Assuming no kleptomaniac owners + no sleeping on the job IDs. Credible corp gov.

I value less on asset, more on earning. If I invest on asset, there should have a reasonable certainty in unlocking its value within a schedule

So in short, I might not buy it.
Is earning (in future) more assurable then solid assets?
Thai Bev. swallowing F&N is more for it's assets (cash hoard included) or it's future earnings?

This remind me of a certain JIM Slater Walker who taught Singapore companies how to buy companies for their "hidden" assets. Though at that time, i was only a young man all sotong(blur) about investments. i know nuts but was interested in the news somehow.

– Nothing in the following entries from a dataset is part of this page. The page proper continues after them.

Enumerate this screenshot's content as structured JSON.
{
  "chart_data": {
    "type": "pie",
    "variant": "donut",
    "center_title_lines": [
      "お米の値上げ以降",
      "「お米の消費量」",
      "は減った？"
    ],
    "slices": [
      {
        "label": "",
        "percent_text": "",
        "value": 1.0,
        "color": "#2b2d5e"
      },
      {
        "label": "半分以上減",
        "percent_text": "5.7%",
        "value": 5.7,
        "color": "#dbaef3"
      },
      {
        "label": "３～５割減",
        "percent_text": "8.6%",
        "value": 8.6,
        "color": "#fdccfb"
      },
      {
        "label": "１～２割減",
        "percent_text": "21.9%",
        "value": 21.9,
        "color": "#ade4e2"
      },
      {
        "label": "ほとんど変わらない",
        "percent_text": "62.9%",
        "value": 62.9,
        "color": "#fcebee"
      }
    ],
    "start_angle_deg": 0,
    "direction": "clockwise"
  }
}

U really old. Slater walker also come out. OCBC was stir fried to $50 when slater walker came to play Sg market.
What do you think? Of course i am old already. Do you think i am a fake? Phoney? And do you know how this episode of Singapore Market ended? If you google it is not counted. It must be from your memory.
Ha! Ha!
WB:-

1) Rule # 1, do not lose money.
2) Rule # 2, refer to # 1.
3) Not until you can manage your emotions, you can manage your money.

Truism of Investments.
A) Buying a security is buying RISK not Return
B) You can control RISK (to a certain level, hopefully only.) But definitely not the outcome of the Return.

NB:-
My signature is meant for psychoing myself. No offence to anyone. i am trying not to lose money unnecessary anymore.